Design Thinking – Buzzword or Real Tool?
Let’s be honest: “Design Thinking” became more popular than many startups. It’s overused, confused with brainstorming, and often tossed into presentations as a shiny process label.
But once you scrape off the buzzwords, what’s left is solid: a logical approach to solving problems that allows for chaos, empathy, and iteration — something UX desperately needs.
Design Thinking Is Not Just a Process. It’s a Mindset.
In my article “Design Thinking Certification – Reflections, Insights, and Practical Takeaways”, I wrote about how certification wasn’t just about ticking boxes — it was a chance to confront my own assumptions.
My biggest takeaway? Design Thinking doesn’t have to be a sticky-note workshop. It can live inside your everyday work — if you stay curious, open, and willing to rethink.
It’s not about doing the process. It’s about thinking like a designer: empathetic, flexible, and focused on value.
It’s Not About the Phases. It’s About the Rhythm.
Yes, the classic model includes five phases:
- Empathize – understand the user
- Define – articulate the real problem
- Ideate – generate possible solutions
- Prototype – give ideas a tangible form
- Test – verify before building
But in real-life projects, you rarely move through them linearly. You start with a test, jump back to empathy, pivot mid-way, and redefine the problem.
Design Thinking is not a checklist. It’s a mode of operating that tells you: “Don’t assume — test. Don’t polish — explore.”
How I Apply Design Thinking at Work
🔹 Empathy doesn’t need a workshop
Sometimes it’s just talking to the support team or reading Jira tickets. You may not have a research budget, but if you’re curious — that’s enough.
🔹 Problem definition isn’t always sexy
Sometimes it comes as a vague note: “Users don’t complete the signup flow.”
Before redesigning anything, ask: Why not?
The answer is often outside the screen.
🔹 Ideation can be quiet and solo
You won’t always have a full team with Post-its. Sometimes it’s just you and a notebook.
If you’re exploring multiple paths, you’re ideating.
🔹 Prototypes don’t need to be beautiful
They can be raw, sketched, even just boxes on paper.
The goal is to move from thought to form — fast.
🔹 Testing isn’t just for users
It can also mean hearing a developer say: “This will be hard to build.”
Instead of pushing, ask: What would be easier?
That’s testing too — and it gives you data.

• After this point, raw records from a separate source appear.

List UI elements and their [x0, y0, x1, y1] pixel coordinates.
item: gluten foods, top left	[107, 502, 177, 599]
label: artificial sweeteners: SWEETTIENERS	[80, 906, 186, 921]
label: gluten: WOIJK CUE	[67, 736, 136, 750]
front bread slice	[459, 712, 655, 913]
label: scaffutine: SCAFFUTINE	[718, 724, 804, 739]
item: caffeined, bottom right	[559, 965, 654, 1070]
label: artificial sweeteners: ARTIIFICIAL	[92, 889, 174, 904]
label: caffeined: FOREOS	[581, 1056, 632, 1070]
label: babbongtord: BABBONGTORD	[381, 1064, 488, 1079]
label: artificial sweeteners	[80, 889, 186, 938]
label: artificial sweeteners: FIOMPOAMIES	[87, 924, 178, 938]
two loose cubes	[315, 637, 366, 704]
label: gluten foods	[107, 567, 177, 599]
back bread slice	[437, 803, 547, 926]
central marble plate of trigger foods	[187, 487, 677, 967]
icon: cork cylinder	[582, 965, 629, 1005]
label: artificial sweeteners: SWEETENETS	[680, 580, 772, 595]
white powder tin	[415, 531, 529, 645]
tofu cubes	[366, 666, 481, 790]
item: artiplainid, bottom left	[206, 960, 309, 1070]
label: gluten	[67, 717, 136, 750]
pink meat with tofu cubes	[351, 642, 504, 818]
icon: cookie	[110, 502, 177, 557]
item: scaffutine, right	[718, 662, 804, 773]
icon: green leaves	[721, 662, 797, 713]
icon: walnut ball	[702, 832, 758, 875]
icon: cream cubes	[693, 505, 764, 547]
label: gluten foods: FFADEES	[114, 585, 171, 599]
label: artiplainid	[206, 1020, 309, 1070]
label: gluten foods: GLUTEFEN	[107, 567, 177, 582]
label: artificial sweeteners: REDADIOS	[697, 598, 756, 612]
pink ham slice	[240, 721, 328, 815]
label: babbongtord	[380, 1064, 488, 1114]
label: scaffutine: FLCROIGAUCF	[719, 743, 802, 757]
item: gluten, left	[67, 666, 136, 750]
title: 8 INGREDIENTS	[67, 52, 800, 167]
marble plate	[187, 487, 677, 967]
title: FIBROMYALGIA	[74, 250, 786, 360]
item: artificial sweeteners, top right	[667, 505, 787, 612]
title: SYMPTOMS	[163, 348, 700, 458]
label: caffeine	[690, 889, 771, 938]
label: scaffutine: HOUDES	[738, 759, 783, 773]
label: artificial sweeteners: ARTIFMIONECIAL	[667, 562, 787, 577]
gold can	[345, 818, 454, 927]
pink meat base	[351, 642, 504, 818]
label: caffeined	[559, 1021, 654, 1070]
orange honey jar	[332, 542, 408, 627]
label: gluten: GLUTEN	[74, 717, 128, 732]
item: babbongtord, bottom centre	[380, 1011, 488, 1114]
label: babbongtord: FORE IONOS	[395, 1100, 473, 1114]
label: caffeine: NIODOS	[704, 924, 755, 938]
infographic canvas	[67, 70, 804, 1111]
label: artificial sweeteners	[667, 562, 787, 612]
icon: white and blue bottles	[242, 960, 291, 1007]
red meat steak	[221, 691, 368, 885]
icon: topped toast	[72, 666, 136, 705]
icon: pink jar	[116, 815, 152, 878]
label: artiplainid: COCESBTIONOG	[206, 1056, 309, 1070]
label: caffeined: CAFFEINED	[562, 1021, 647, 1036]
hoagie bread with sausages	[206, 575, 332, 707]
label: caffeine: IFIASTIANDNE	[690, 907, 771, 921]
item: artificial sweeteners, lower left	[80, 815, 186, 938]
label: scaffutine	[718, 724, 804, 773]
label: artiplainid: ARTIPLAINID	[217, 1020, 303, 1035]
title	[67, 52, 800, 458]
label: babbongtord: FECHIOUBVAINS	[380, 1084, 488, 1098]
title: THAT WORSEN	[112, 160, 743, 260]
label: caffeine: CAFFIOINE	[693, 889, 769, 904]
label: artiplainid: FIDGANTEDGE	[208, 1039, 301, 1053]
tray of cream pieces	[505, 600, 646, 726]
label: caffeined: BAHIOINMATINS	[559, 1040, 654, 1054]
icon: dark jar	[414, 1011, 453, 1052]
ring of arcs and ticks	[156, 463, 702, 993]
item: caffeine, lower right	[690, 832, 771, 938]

What Design Thinking Gives Me
- I can start a project without panicking about having all the answers
- I’ve learned to sit with uncertainty and not cling to my first idea
- I’m more open to critique because I treat everything as temporary
- I stay focused on outcomes, not just features
It brings clarity without rigidity. It reminds me that the problem comes before aesthetics, and the user comes before my ego.
It’s Not About Workshops. It’s About How You Think.
You don’t need to be a certified facilitator or draw the five-phase pentagon. You just need to:
- Listen
- Ask
- Test
- Iterate
- And stop trusting your assumptions
If you do that — you’re doing Design Thinking. Even if nobody calls it that.
Design Thinking Powers Modern UX Education
This mindset isn’t just trendy — it’s foundational.
For example, the Google UX Design Certificate, which I completed, is built entirely around Design Thinking.
It’s an excellent path for junior designers — not just for mastering tools, but for understanding how to think and act like a designer.
If you’re new to UX, Design Thinking is not optional — it’s essential.